On Improvement of the Mind
August 1837 — Ladies’ Literary Society, New York City
Friends, in appearing before you this evening, I find words inadequate to express my feelings for the honor confered on my of addressing you, in the celebration of this anniversary. I am conscious of my incapacity to do justice to the time allotted me. But as our subject is improvement, and feeling that yours is the same, we have but to solicit your kind indulgence.
It is now a momentous time that calls us to exert all our powers and among the many of them, the mind is the greatest, and great care should be taken to improve it with diligence. We should cultivate those powers and dispositions of the mind which may prove advantageous to us. It is impossible to attain to that sphere for which we were created, without persevering. It is certain we were formed for society..and it is our duty and interest to cultivate social qualities and dispositions to endeavor to make ourselves useful and pleasing to others-to promote and encourage their happiness-to cherish the friendly affections, that we may find in them the source of the greatest blessings the world can afford.
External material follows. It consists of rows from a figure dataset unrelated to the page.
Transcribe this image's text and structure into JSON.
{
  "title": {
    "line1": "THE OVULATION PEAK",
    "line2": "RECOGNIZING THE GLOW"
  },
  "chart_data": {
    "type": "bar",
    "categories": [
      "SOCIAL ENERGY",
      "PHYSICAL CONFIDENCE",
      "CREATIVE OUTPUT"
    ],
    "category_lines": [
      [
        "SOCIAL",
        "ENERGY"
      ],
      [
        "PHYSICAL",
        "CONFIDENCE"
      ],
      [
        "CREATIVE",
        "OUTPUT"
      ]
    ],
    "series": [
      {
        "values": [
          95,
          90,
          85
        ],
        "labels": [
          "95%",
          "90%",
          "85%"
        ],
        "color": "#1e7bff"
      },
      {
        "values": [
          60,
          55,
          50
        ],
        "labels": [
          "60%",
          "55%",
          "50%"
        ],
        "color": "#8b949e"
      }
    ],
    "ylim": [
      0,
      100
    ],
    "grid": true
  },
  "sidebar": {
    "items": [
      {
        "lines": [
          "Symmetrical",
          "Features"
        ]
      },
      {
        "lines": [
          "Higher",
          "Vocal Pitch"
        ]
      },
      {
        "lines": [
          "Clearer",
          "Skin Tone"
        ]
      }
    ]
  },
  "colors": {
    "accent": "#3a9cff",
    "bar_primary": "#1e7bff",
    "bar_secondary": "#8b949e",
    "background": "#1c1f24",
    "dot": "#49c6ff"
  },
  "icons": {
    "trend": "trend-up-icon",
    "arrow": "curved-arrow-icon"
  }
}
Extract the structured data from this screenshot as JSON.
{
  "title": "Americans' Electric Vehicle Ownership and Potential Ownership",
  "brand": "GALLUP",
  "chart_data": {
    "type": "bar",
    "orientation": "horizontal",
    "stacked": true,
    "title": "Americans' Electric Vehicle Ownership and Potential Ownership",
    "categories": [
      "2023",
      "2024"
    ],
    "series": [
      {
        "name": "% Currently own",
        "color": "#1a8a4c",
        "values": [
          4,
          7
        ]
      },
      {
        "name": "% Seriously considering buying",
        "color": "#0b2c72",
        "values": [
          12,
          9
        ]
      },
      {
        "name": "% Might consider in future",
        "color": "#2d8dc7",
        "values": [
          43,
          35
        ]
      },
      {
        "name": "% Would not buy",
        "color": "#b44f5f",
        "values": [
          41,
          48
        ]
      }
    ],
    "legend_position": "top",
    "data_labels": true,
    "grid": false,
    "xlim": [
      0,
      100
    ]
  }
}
But alas, society too often exhibits a far different scene, and this is in consequence of neglect of cultivation, which certainly is much more fatal than we can imagine. Neglect will plunge us into deeper degradation, and keep us groveling in the dust, while our enemies will rejoice and say, we do not believe they (colored people) have any minds; if they have, they are unsuceptible of improvement. My sisters, allow me to ask the question, shall we bring this reproach on ourselves! Doubtless you answer NO, we will strive to avoid it. But hark! methinks I hear the well known voice of Abigail A. Matthews saying you can avoid it. Why sleep thus? Awake and slumber no more–rise, put on your armor, ye daughters of America, and stand forth in the field of improvement. You can all do some good, and if you do but a little it will increase in time. The mind is powerful, and by its efforts your influence may be as near perfection as that of those which have extended over kingdoms, and is applauded by thousands.
Let us accord with that voice which we may hear urging us and resolve to adorn our minds with a more abundant supply of those gems for which we have united ourselves-nor let us ever think any occasion, too trifling for our best endeavors. It is by constant aiming at perfection in every thing, that we may at length attain it.”